When she graduated from Sweetwater, she was sent to Randolph Air Force Base, Texas where she became an emergency engineering test pilot along with eight other men and one female. 

She said one flight she remembers the most is on an AT-6. 

Ms. Williams said for some reason none of the eight men she worked with would fly it. They all refused to. 

This one plane was in one accident after the next, but her crew chief ordered that someone had to fly it. 

"I took on the challenge to test fly it, and I remember one of the male pilots asking me 'what kind of flowers would you like,'" Ms. Williams said. "So I did my research about this crazy aircraft that had caused so many problems, and I took it up for a test fly. After I test drove it, I remember coming back down and telling my crew chief, 'that was a sick aircraft,' but was glad I took the challenge to fly it when no one else would." 

Before the luncheon, Lt. Col. Kerry Beaghan, deputy director for the 95th Mission Support Group, escorted the members of WASP around Edwards. 

"The five ladies were amazing," Colonel Beaghan said. "They are extremely active, engaged in the world around them and passionate about flying." 

Colonel Beaghan said the five WASP members got the chance to see the F-22. 

"They were like kids in a candy store," Colonel Beaghan said. "They wanted to get up and see the cockpit, which they did, and they were thrilled at seeing the next-generation aircraft." 

Colonel Beaghan felt it was particularly appropriate for them to visit Edwards. 

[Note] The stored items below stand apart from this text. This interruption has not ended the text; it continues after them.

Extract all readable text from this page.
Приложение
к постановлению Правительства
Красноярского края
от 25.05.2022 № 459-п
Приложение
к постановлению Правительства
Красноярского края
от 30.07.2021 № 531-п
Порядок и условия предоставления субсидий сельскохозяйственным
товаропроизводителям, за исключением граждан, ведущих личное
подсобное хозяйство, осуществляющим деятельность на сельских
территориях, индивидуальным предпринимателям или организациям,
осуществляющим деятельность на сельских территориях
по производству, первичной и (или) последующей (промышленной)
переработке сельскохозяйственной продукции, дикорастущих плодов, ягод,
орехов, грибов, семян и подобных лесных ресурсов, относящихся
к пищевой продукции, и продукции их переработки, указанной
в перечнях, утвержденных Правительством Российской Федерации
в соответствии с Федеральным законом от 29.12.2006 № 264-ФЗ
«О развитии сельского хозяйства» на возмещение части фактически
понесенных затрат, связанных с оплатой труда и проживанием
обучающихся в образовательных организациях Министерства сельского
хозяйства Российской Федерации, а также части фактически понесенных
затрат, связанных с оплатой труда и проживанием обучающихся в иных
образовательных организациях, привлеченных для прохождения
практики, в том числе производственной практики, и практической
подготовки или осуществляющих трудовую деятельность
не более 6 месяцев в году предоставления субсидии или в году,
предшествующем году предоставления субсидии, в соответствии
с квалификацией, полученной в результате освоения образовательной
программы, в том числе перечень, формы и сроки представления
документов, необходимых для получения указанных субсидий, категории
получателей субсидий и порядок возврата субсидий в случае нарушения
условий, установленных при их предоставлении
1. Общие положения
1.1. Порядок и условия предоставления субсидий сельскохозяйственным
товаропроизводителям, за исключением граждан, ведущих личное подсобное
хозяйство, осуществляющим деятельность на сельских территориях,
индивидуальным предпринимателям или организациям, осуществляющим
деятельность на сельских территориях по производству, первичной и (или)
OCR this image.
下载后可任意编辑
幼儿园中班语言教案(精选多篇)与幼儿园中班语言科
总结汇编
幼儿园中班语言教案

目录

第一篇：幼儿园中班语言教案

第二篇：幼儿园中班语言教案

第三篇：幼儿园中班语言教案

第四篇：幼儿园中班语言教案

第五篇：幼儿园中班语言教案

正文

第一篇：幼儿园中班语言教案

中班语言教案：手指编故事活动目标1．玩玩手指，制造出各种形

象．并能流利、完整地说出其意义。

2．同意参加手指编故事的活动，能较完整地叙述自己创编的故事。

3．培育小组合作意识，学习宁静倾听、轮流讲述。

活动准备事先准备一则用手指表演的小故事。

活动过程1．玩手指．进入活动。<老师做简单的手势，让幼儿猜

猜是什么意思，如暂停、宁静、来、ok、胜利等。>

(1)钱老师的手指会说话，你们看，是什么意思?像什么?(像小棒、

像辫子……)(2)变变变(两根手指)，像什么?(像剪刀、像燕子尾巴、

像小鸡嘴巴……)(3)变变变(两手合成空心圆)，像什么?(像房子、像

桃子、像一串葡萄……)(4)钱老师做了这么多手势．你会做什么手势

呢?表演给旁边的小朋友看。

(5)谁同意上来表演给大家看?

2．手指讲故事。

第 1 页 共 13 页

"They were pioneers in doing what they did as pilots," Colonel Beaghan said. "Women flying military aircraft and events that have been happening and still happen today at Edwards are typically pioneering feats in the aerospace realm." 

The ladies were thrilled with the welcome from the base and pleased with the enthusiasm with which they were received, Colonel Beaghan said. 

"I believe they felt extremely appreciated, as it should be," she said. "They got to tell their story everywhere they went, and the pride in their voices was priceless."